Carry Guard is more than another premium to pay, the NRA says: The program includes live gun training "developed by an elite cadre of law enforcement, military and legal experts." (I took NRA-approved shooting and safety training years ago, and made sure my sons did. We didn't keep guns in the house while they grew up; like chainsaws and power drills, we saw guns as tools for professionals.)

If the sales campaign is successful, will stepping up gun-insurance sales and profits change the NRA? Its insurance partners are now collecting personal information and claims data that will be used to better measure and price the risks of gun ownership, socializing the costs among firearms owners. That knowledge will eventually affect gun availability, pricing, handling, and public policy. That's how insurance works.

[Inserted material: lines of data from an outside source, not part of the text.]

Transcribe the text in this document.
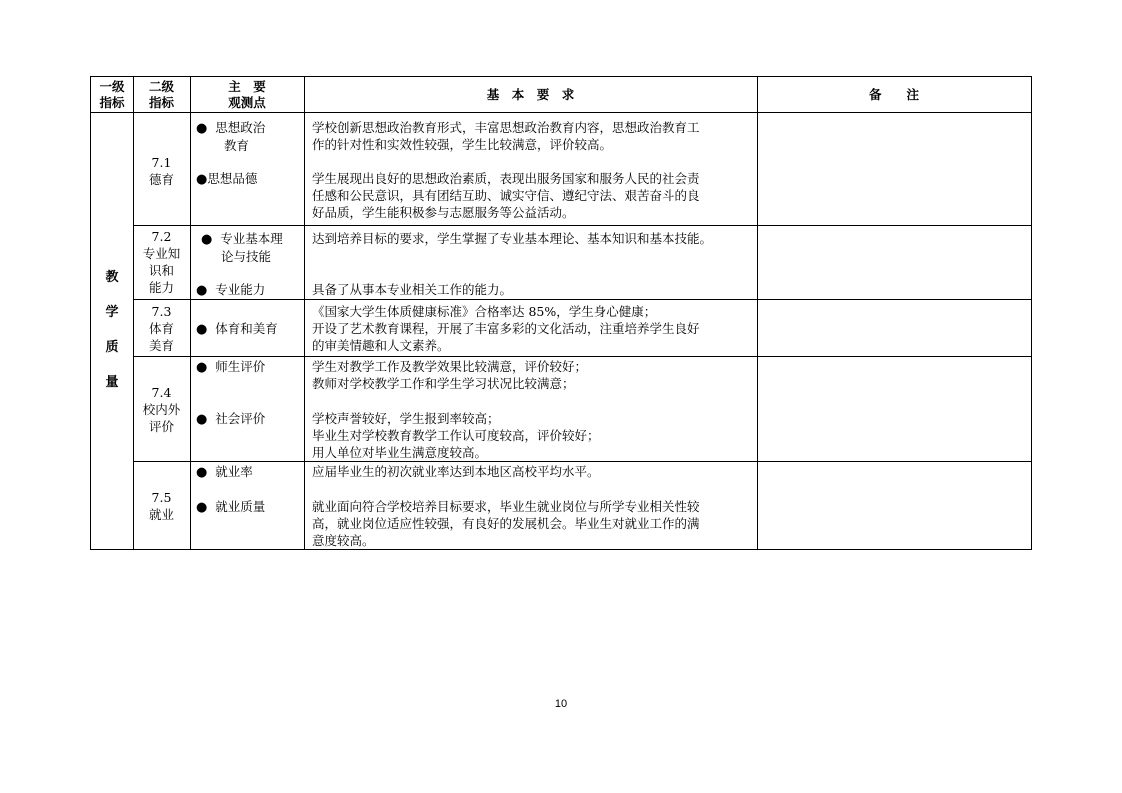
一级
指标
二级
指标
主　要
观测点
基　本　要　求	备　　注
教
学
质
量
7.1
德育
● 思想政治
教育
●思想品德

学校创新思想政治教育形式，丰富思想政治教育内容，思想政治教育工

作的针对性和实效性较强，学生比较满意，评价较高。

学生展现出良好的思想政治素质，表现出服务国家和服务人民的社会责

任感和公民意识，具有团结互助、诚实守信、遵纪守法、艰苦奋斗的良

好品质，学生能积极参与志愿服务等公益活动。

7.2
专业知
识和
能力
● 专业基本理
论与技能
● 专业能力

达到培养目标的要求，学生掌握了专业基本理论、基本知识和基本技能。

具备了从事本专业相关工作的能力。

7.3
体育
美育
● 体育和美育

《国家大学生体质健康标准》合格率达 85%，学生身心健康；

开设了艺术教育课程，开展了丰富多彩的文化活动，注重培养学生良好

的审美情趣和人文素养。

7.4
校内外
评价
● 师生评价
● 社会评价

学生对教学工作及教学效果比较满意，评价较好；

教师对学校教学工作和学生学习状况比较满意；

学校声誉较好，学生报到率较高；

毕业生对学校教育教学工作认可度较高，评价较好；

用人单位对毕业生满意度较高。

7.5
就业
● 就业率
● 就业质量

应届毕业生的初次就业率达到本地区高校平均水平。

就业面向符合学校培养目标要求，毕业生就业岗位与所学专业相关性较

高，就业岗位适应性较强，有良好的发展机会。毕业生对就业工作的满

意度较高。

10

Insurance tends not to protect people who commit clearly criminal acts. But you can still expect long ugly litigation for the murders in Vegas.

"When the search for sources of funds gets underway, it will begin with entities that are allegedly responsible for the attack and their insurers, which are much more likely to have larger policies than that of any individual gun owner," says Randy Maniloff, a veteran insurance lawyer at Philadelphia-based White and Williams LLP and publisher of the biweekly insurance newsletter Coverage Opinions.

Added Maniloff: "I would not be surprised to see claims against Mandalay Bay," the casino-hotel the killer used as his base, "for failing to prevent the shooter from getting into the casino with an arsenal."